In 2007, he published his second novel, The Reluctant Fundamentalist, which is about a Pakistani man who leaves his successful career in the US after a tragically failed relationship and the terrorist attacks of 9/11. The book has become an international best-seller and has also been adapted by film-maker Mira Nair for a Hollywood film of the same name.
“Some people say that my books are filmic and that you can easily see a movie in them; but they are not structured like films,” says Hamid. “The story may be cinematic, but the actual novel is not. To excavate a cinematic story out of The Reluctant Fundamentalist was tricky. It required several different screenwriters and a few years to get a working screenplay out of it.” Since he typically uses different forms of narration, the process becomes challenging.

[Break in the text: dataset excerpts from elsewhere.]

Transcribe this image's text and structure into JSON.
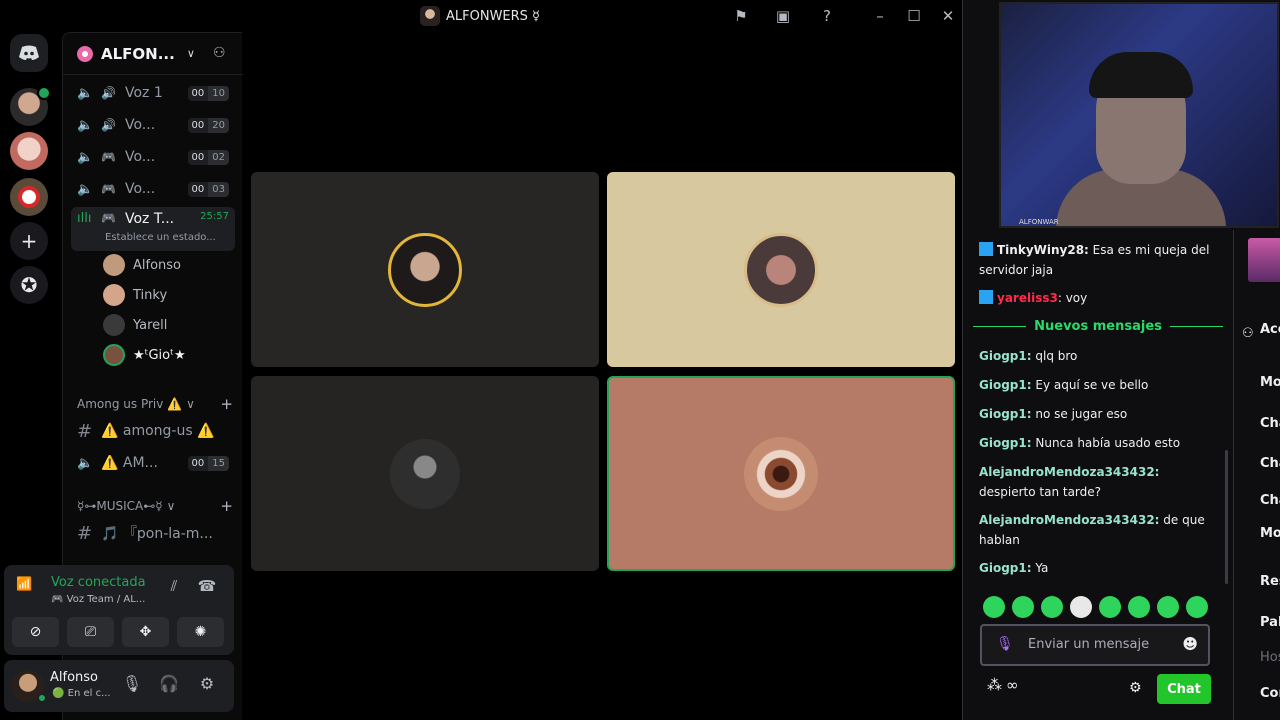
{
  "window": {
    "title": "ALFONWERS ☿",
    "controls": [
      "report-icon",
      "layout-icon",
      "help-icon",
      "minimize-icon",
      "maximize-icon",
      "close-icon"
    ]
  },
  "server": {
    "name": "ALFON..."
  },
  "voice_channels": [
    {
      "label": "Voz 1",
      "left": "00",
      "right": "10"
    },
    {
      "label": "Vo...",
      "left": "00",
      "right": "20"
    },
    {
      "label": "Vo...",
      "left": "00",
      "right": "02"
    },
    {
      "label": "Vo...",
      "left": "00",
      "right": "03"
    }
  ],
  "active_channel": {
    "label": "Voz T...",
    "timer": "25:57",
    "status": "Establece un estado..."
  },
  "members": [
    {
      "name": "Alfonso",
      "color": "#c19a7e"
    },
    {
      "name": "Tinky",
      "color": "#d4a48b"
    },
    {
      "name": "Yarell",
      "color": "#3a3a3a"
    },
    {
      "name": "★ᵗGioᵗ★",
      "color": "#7a5040"
    }
  ],
  "category_among": {
    "label": "Among us Priv ⚠️",
    "text_channel": "⚠️ among-us ⚠️",
    "voice": {
      "label": "⚠️ AM...",
      "left": "00",
      "right": "15"
    }
  },
  "category_musica": {
    "label": "☿⊶MUSICA⊷☿",
    "text_channel": "🎵 『pon-la-m..."
  },
  "voice_panel": {
    "title": "Voz conectada",
    "subtitle": "🎮 Voz Team / AL..."
  },
  "user_panel": {
    "name": "Alfonso",
    "status": "🟢 En el c..."
  },
  "tiles": [
    {
      "name": "tile-alfonso",
      "bg": "#282624"
    },
    {
      "name": "tile-tinky",
      "bg": "#d7c8a0"
    },
    {
      "name": "tile-yarell",
      "bg": "#262422"
    },
    {
      "name": "tile-gio",
      "bg": "#b67b66"
    }
  ],
  "twitch": {
    "watermark": "ALFONWAR",
    "chat_messages": [
      {
        "user": "TinkyWiny28:",
        "text": " Esa es mi queja del servidor jaja",
        "color": "#efeff1",
        "sub": true
      },
      {
        "user": "yareliss3",
        "text": ": voy",
        "color": "#ff2b4a",
        "sub": true
      }
    ],
    "divider": "Nuevos mensajes",
    "new_messages": [
      {
        "user": "Giogp1:",
        "text": " qlq bro",
        "color": "#97e4c9"
      },
      {
        "user": "Giogp1:",
        "text": " Ey aquí se ve bello",
        "color": "#97e4c9"
      },
      {
        "user": "Giogp1:",
        "text": " no se jugar eso",
        "color": "#97e4c9"
      },
      {
        "user": "Giogp1:",
        "text": " Nunca había usado esto",
        "color": "#97e4c9"
      },
      {
        "user": "AlejandroMendoza343432:",
        "text": " despierto tan tarde?",
        "color": "#97e4c9"
      },
      {
        "user": "AlejandroMendoza343432:",
        "text": " de que hablan",
        "color": "#97e4c9"
      },
      {
        "user": "Giogp1:",
        "text": " Ya",
        "color": "#97e4c9"
      }
    ],
    "input_placeholder": "Enviar un mensaje",
    "chat_button": "Chat",
    "right_menu": [
      "Acc car",
      "Modo",
      "Chat c",
      "Chat c",
      "Chat c",
      "Mode con IA",
      "Restri",
      "Palab",
      "Hoste",
      "Config"
    ]
  }
}
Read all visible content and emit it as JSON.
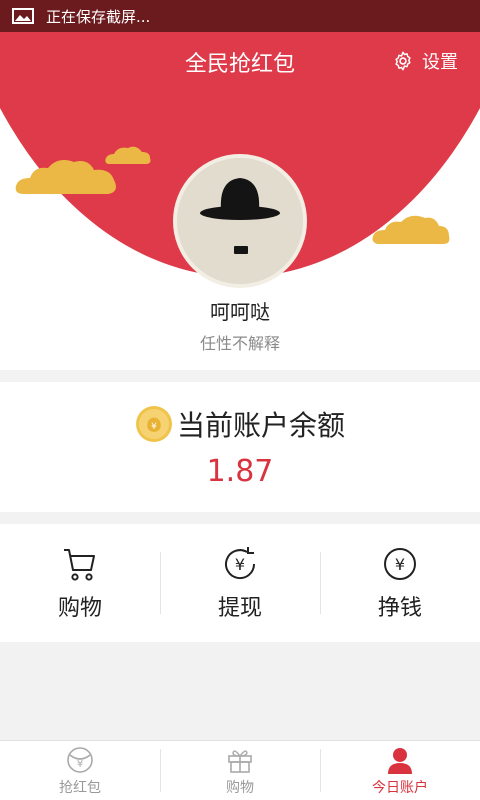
{
  "status_bar": {
    "text": "正在保存截屏...",
    "icon": "image-icon"
  },
  "header": {
    "title": "全民抢红包",
    "settings_label": "设置",
    "settings_icon": "gear-icon",
    "accent_color": "#df3a49"
  },
  "profile": {
    "name": "呵呵哒",
    "signature": "任性不解释",
    "avatar_icon": "bowler-hat-avatar"
  },
  "balance": {
    "title": "当前账户余额",
    "value": "1.87",
    "icon": "coin-bag-icon",
    "value_color": "#d9333f"
  },
  "actions": [
    {
      "label": "购物",
      "icon": "cart-icon"
    },
    {
      "label": "提现",
      "icon": "yuan-refresh-icon"
    },
    {
      "label": "挣钱",
      "icon": "yuan-circle-icon"
    }
  ],
  "bottom_nav": [
    {
      "label": "抢红包",
      "icon": "yuan-envelope-icon",
      "active": false
    },
    {
      "label": "购物",
      "icon": "gift-icon",
      "active": false
    },
    {
      "label": "今日账户",
      "icon": "user-icon",
      "active": true
    }
  ]
}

While he is confident in experimenting with different forms of writing, Hamid is also unafraid to voice his political opinions. “I think politics is hitting us over our heads in Pakistan,” he says. “Even if you don’t do anything, you will have to take the hit on the hand; and most people I know do something, but I see that as being a citizen [Pakistani].”
Hamid also explains how he wants his readers to perceive his books. “The writing itself is separate from activism,” he says. “I don’t want my books to be instruction manuals telling readers that this is how you should act or this is what you should believe.”
Published in The Express Tribune, February 24th, 2013.